1. Do I know what is expected of me at work?

2. Do I have the materials and equipment I need to do my work right?

3. At work, do I have the opportunity to do what I do best every day?

4. In the last seven days, have I received recognition or praise for good work?

5. Does my supervisor, or someone at work, seem to care about me as a person?

6. Is there someone at work who encourages my development?

7. At work, do my opinions count?

8. Does the mission/purpose of my company make me feel like my work is important?

9. Are my co-workers committed to doing quality work?

10. Do I have a best friend at work?

11. In the last six months, have I talked with someone about my progress?

12. At work, have I had opportunities to grow?

On final note, my day job is in academia so I can empathise with you fully. My experience of working in universities, both as an academic and as a manager, is that these organisations are good at writing paper processes but not so good at using them effectively. That's probably why you'll need to be proactive. Good luck!
posted by the-happy-manager at 1:04 AM on August 6, 2008 [3 favorites]

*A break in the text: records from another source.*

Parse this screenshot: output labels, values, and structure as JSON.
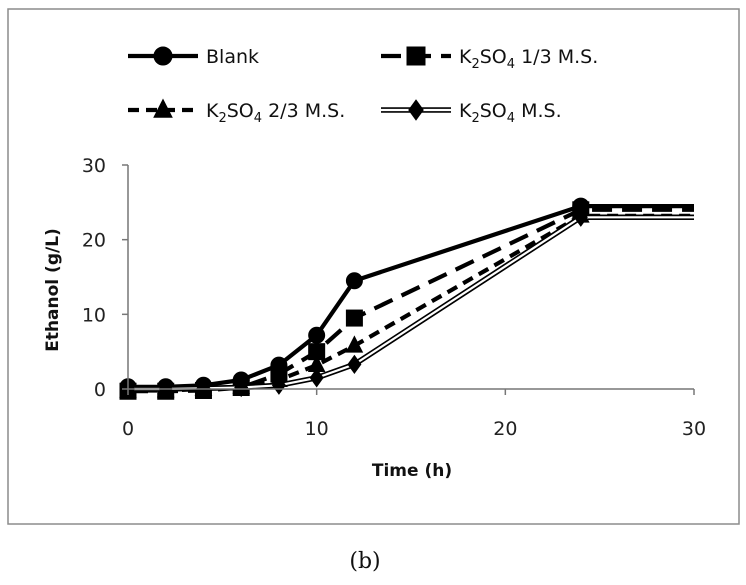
{
  "chart_data": {
    "type": "line",
    "xlabel": "Time (h)",
    "ylabel": "Ethanol (g/L)",
    "xlim": [
      0,
      30
    ],
    "ylim": [
      0,
      30
    ],
    "xticks": [
      "0",
      "10",
      "20",
      "30"
    ],
    "yticks": [
      "0",
      "10",
      "20",
      "30"
    ],
    "caption": "(b)",
    "grid": false,
    "legend_position": "top",
    "series": [
      {
        "name": "Blank",
        "label_parts": [
          "Blank"
        ],
        "marker": "circle",
        "line": "solid",
        "x": [
          0,
          2,
          4,
          6,
          8,
          10,
          12,
          24,
          30
        ],
        "y": [
          0.3,
          0.3,
          0.5,
          1.2,
          3.2,
          7.2,
          14.5,
          24.5,
          24.5
        ]
      },
      {
        "name": "K2SO4 1/3 M.S.",
        "label_parts": [
          "K",
          "2",
          "SO",
          "4",
          "  1/3  M.S."
        ],
        "marker": "square",
        "line": "dashed",
        "x": [
          0,
          2,
          4,
          6,
          8,
          10,
          12,
          24,
          30
        ],
        "y": [
          -0.3,
          -0.3,
          -0.2,
          0.2,
          2.0,
          5.0,
          9.5,
          24.0,
          24.0
        ]
      },
      {
        "name": "K2SO4 2/3 M.S.",
        "label_parts": [
          "K",
          "2",
          "SO",
          "4",
          "  2/3  M.S."
        ],
        "marker": "triangle",
        "line": "dashed-short",
        "x": [
          0,
          2,
          4,
          6,
          8,
          10,
          12,
          24,
          30
        ],
        "y": [
          -0.2,
          -0.2,
          0.0,
          0.3,
          1.2,
          3.2,
          5.8,
          23.2,
          23.2
        ]
      },
      {
        "name": "K2SO4 M.S.",
        "label_parts": [
          "K",
          "2",
          "SO",
          "4",
          "  M.S."
        ],
        "marker": "diamond",
        "line": "double",
        "x": [
          0,
          2,
          4,
          6,
          8,
          10,
          12,
          24,
          30
        ],
        "y": [
          0.0,
          0.0,
          0.1,
          0.2,
          0.5,
          1.5,
          3.3,
          23.0,
          23.0
        ]
      }
    ]
  }
}
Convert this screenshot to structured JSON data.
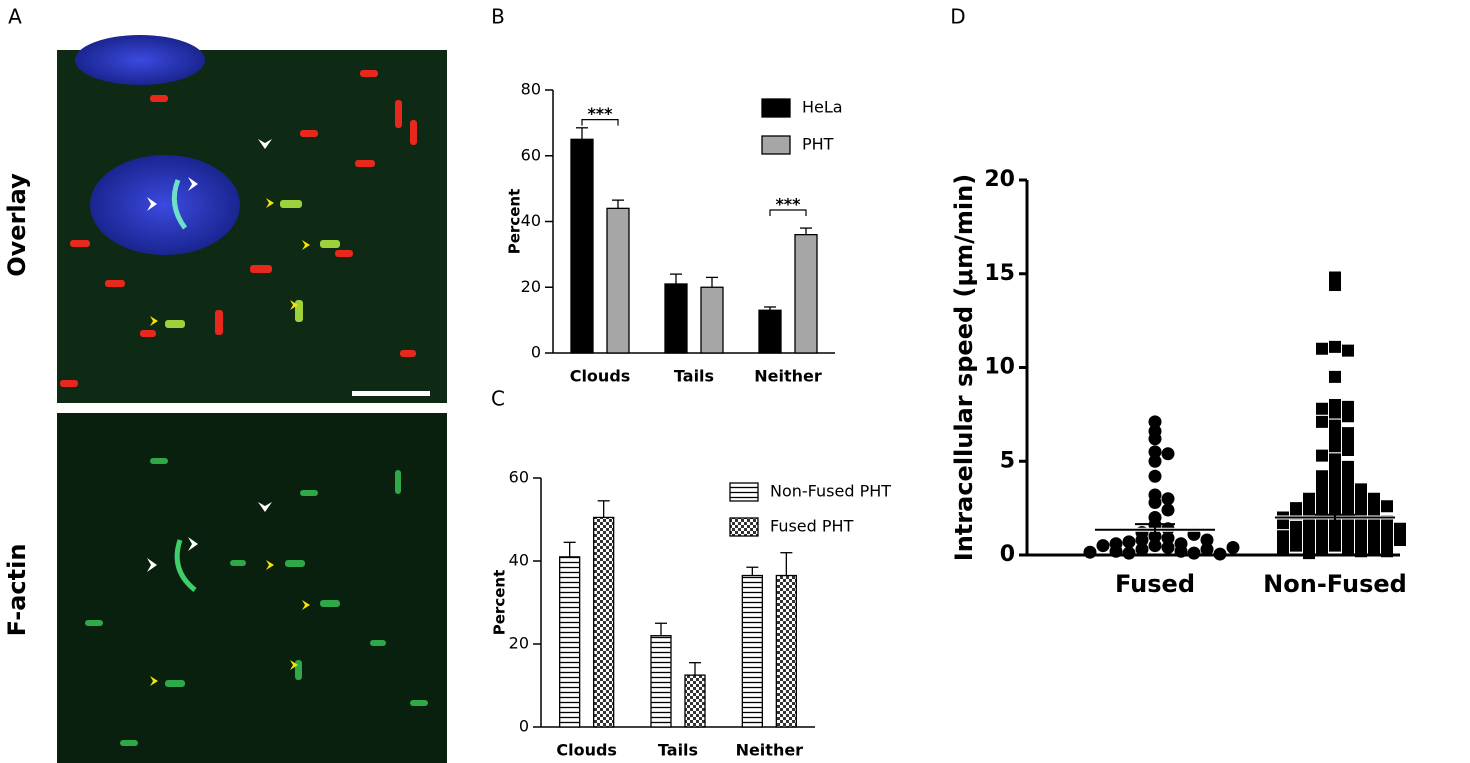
{
  "figure": {
    "panel_labels": [
      "A",
      "B",
      "C",
      "D"
    ],
    "image_labels": [
      "Overlay",
      "F-actin"
    ]
  },
  "chart_data": [
    {
      "type": "bar",
      "ylabel": "Percent",
      "categories": [
        "Clouds",
        "Tails",
        "Neither"
      ],
      "series": [
        {
          "name": "HeLa",
          "color": "#000000",
          "values": [
            65,
            21,
            13
          ],
          "errors": [
            3.5,
            3,
            1
          ]
        },
        {
          "name": "PHT",
          "color": "#a6a6a6",
          "values": [
            44,
            20,
            36
          ],
          "errors": [
            2.5,
            3,
            2
          ]
        }
      ],
      "ylim": [
        0,
        80
      ],
      "yticks": [
        0,
        20,
        40,
        60,
        80
      ],
      "annotations": [
        {
          "text": "***",
          "y": 71
        },
        {
          "text": "***",
          "y": 43.5
        }
      ]
    },
    {
      "type": "bar",
      "ylabel": "Percent",
      "categories": [
        "Clouds",
        "Tails",
        "Neither"
      ],
      "series": [
        {
          "name": "Non-Fused PHT",
          "color": "#000000",
          "pattern": "hlines",
          "values": [
            41,
            22,
            36.5
          ],
          "errors": [
            3.5,
            3,
            2
          ]
        },
        {
          "name": "Fused PHT",
          "color": "#000000",
          "pattern": "checker",
          "values": [
            50.5,
            12.5,
            36.5
          ],
          "errors": [
            4,
            3,
            5.5
          ]
        }
      ],
      "ylim": [
        0,
        60
      ],
      "yticks": [
        0,
        20,
        40,
        60
      ]
    },
    {
      "type": "strip",
      "ylabel": "Intracellular speed  (μm/min)",
      "categories": [
        "Fused",
        "Non-Fused"
      ],
      "series": [
        {
          "marker": "circle",
          "color": "#000000",
          "mean": 1.35,
          "error": 0.3,
          "values": [
            7.1,
            6.6,
            6.2,
            5.5,
            5.4,
            5.0,
            4.2,
            3.2,
            3.0,
            2.8,
            2.4,
            2.0,
            1.6,
            1.4,
            1.2,
            1.0,
            0.9,
            0.8,
            0.6,
            0.5,
            0.4,
            0.3,
            0.2,
            0.1,
            0.1,
            0.2,
            0.3,
            0.5,
            0.7,
            1.1,
            0.05,
            0.15,
            0.6,
            0.8,
            0.4
          ]
        },
        {
          "marker": "square",
          "color": "#000000",
          "mean": 2.0,
          "error": 0.15,
          "values": [
            14.8,
            14.4,
            11.1,
            10.9,
            11.0,
            9.5,
            8.0,
            7.9,
            7.8,
            7.6,
            7.4,
            7.1,
            6.9,
            6.5,
            6.3,
            6.1,
            5.8,
            5.6,
            5.3,
            5.1,
            4.7,
            4.5,
            4.3,
            4.2,
            4.0,
            3.8,
            3.6,
            3.5,
            3.4,
            3.3,
            3.2,
            3.1,
            3.0,
            2.9,
            2.8,
            2.7,
            2.6,
            2.5,
            2.4,
            2.3,
            2.2,
            2.1,
            2.0,
            1.9,
            1.8,
            1.7,
            1.6,
            1.5,
            1.4,
            1.3,
            1.2,
            1.1,
            1.0,
            0.9,
            0.8,
            0.7,
            0.6,
            0.5,
            0.4,
            0.3,
            0.2,
            0.1,
            2.5,
            2.2,
            1.8,
            1.5,
            1.2,
            0.9,
            0.6,
            0.3,
            2.0,
            1.0,
            0.5,
            0.2,
            1.7,
            1.4,
            0.8,
            0.4,
            2.6,
            3.0
          ]
        }
      ],
      "ylim": [
        0,
        20
      ],
      "yticks": [
        0,
        5,
        10,
        15,
        20
      ]
    }
  ]
}
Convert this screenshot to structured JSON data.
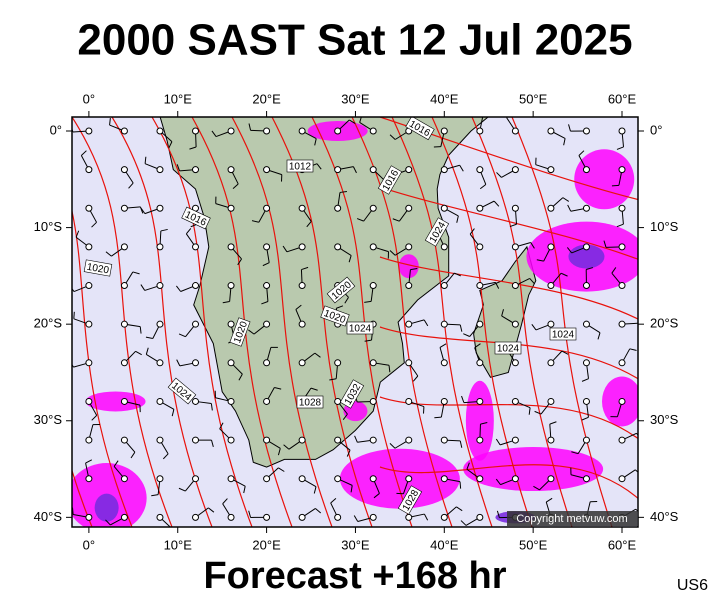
{
  "header": {
    "title": "2000 SAST Sat 12 Jul 2025"
  },
  "map": {
    "xlim": [
      -1.9,
      61.8
    ],
    "ylim": [
      1.45,
      -41
    ],
    "lon_ticks": [
      {
        "value": 0,
        "label": "0°"
      },
      {
        "value": 10,
        "label": "10°E"
      },
      {
        "value": 20,
        "label": "20°E"
      },
      {
        "value": 30,
        "label": "30°E"
      },
      {
        "value": 40,
        "label": "40°E"
      },
      {
        "value": 50,
        "label": "50°E"
      },
      {
        "value": 60,
        "label": "60°E"
      }
    ],
    "lat_ticks": [
      {
        "value": 0,
        "label": "0°"
      },
      {
        "value": -10,
        "label": "10°S"
      },
      {
        "value": -20,
        "label": "20°S"
      },
      {
        "value": -30,
        "label": "30°S"
      },
      {
        "value": -40,
        "label": "40°S"
      }
    ],
    "isobar_labels": [
      1016,
      1012,
      1016,
      1016,
      1024,
      1020,
      1020,
      1020,
      1024,
      1024,
      1024,
      1020,
      1024,
      1028,
      1032,
      1028
    ],
    "copyright": "Copyright metvuw.com"
  },
  "footer": {
    "forecast": "Forecast +168 hr",
    "code": "US6"
  }
}
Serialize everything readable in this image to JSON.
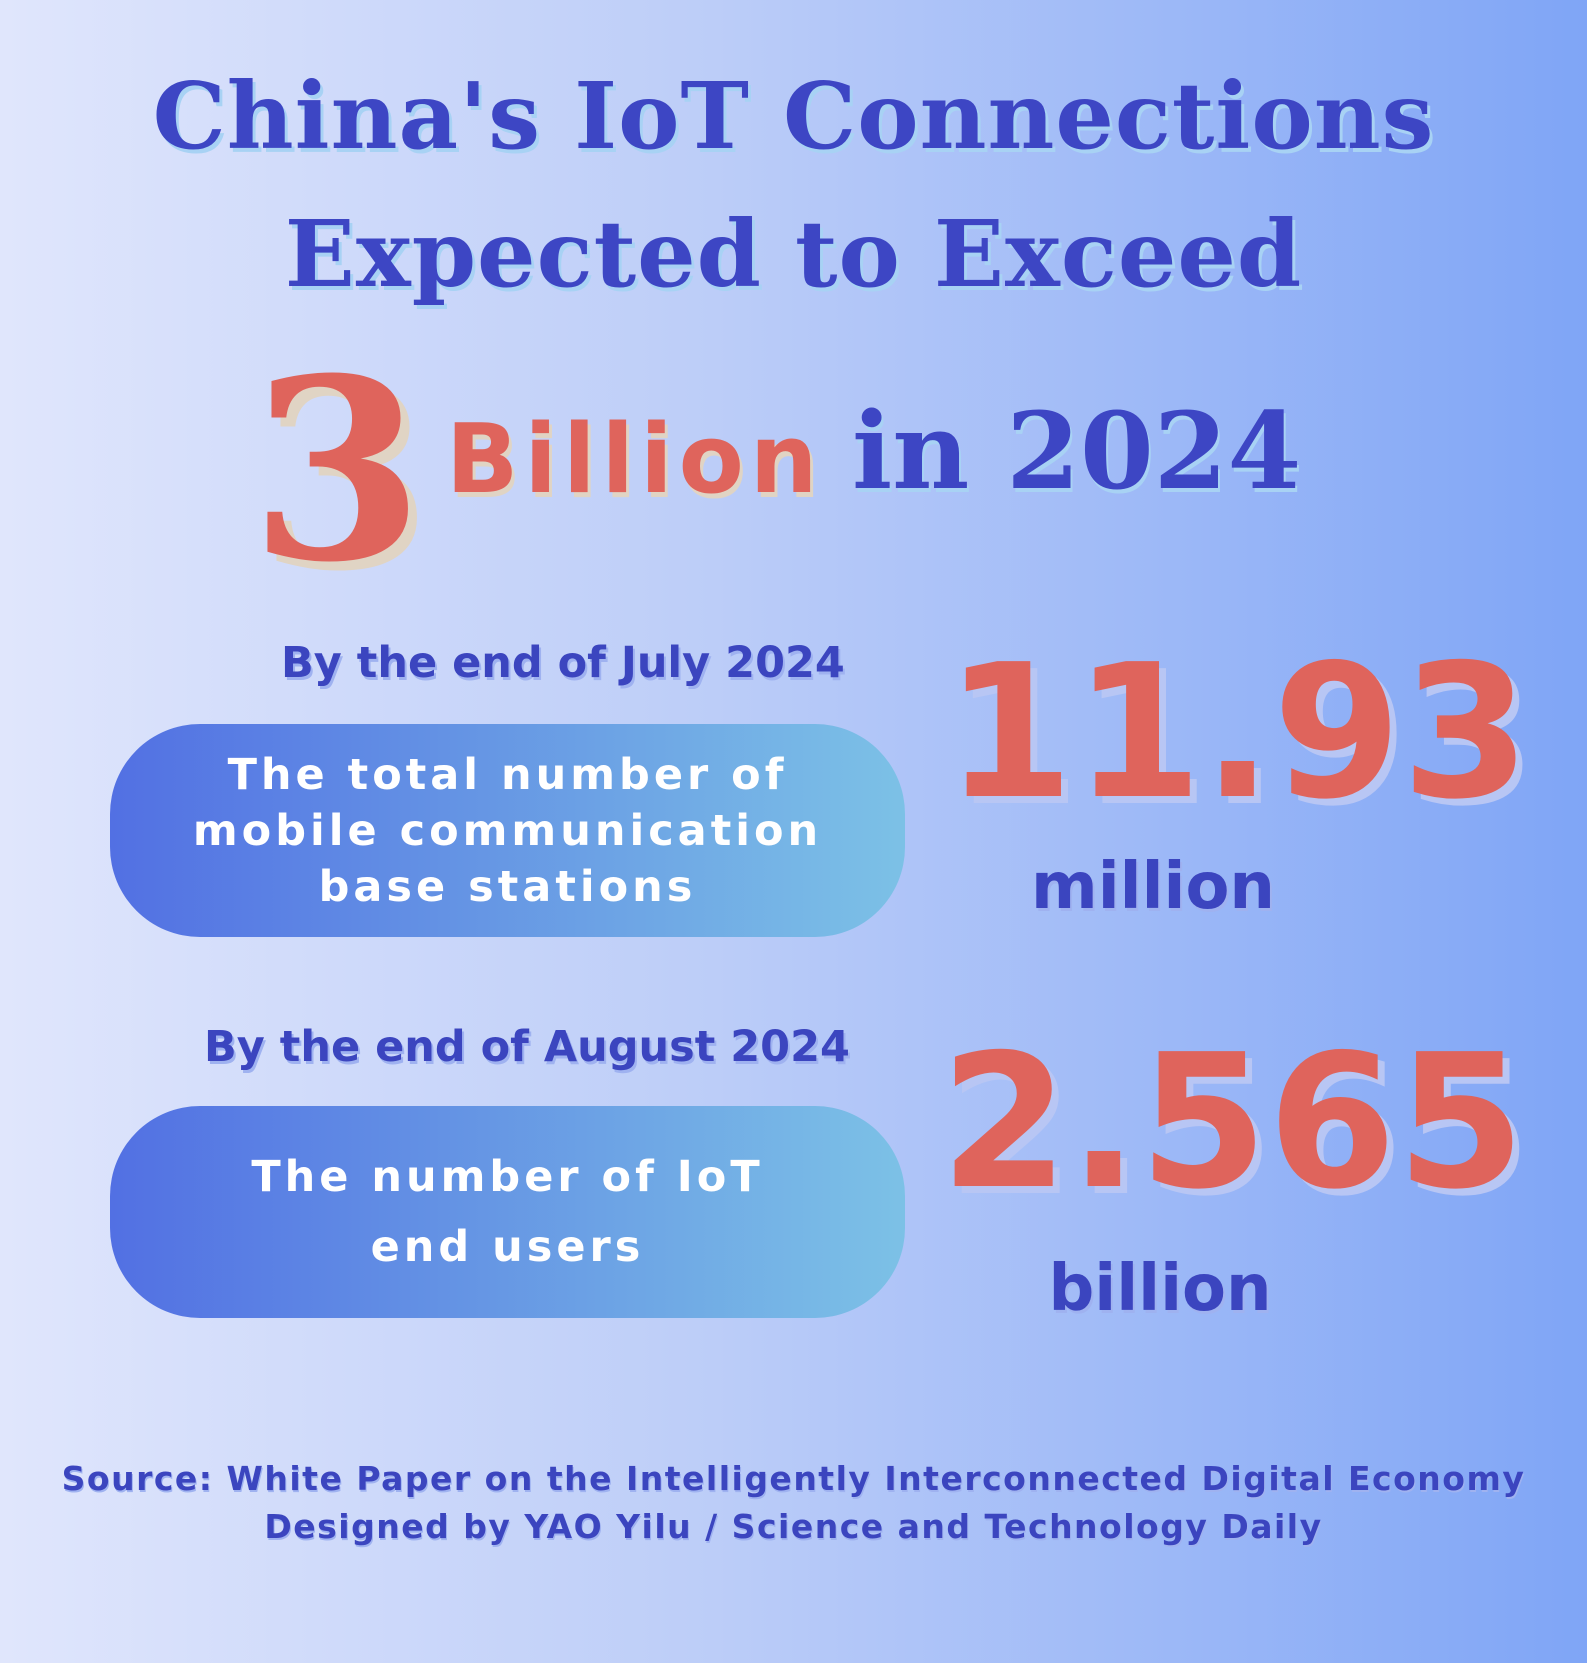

.... you might also find this pdf useful, but I'll let you decide if you want to read it at work!
posted by the-happy-manager at 1:40 AM on August 6, 2008


I just did that very thing today! I too was concerned about sounding too needy and I basically said, "I just want to check in so that I can correct anything I'm doing incorrectly and know what things I should especially pay attention to working on. I'd also like to know what I'm doing fine with."
Bosses typically appreciate that (at least mine do) as long as you aren't pestering them all the time with this kind of stuff.
posted by Waitwhat at 5:36 PM on August 6, 2008


'I'd like to get some more regular feedback. Can we get together once a month to discuss what you think I'm doing well and what I can improve?"
posted by obiwanwasabi at 4:21 AM on August 7, 2008


the more regular you can make your feedback from your supervisor, the better IME. don't be shy about being insistent about it, either, and feel free to try different methods until you find something that works.

I swear, one reason that I had a good relationship with my last boss (in higher ed, btw) is because I was insistent about weekly(-ish) 1-on-1s and annual reviews. so I knew what he was concerned about, and he got to know my strengths & weaknesses. I was somewhat disappointed with others in my dept who b*tched about his managerial style that they hadn't seemed to ever push him at all. that seemed to have made all the difference.

the first time asking might be hard, but if you have a good personal rapport with your supervisor, it should get easier from there. (previous boss & I used to joke about me bugging him for annual review!)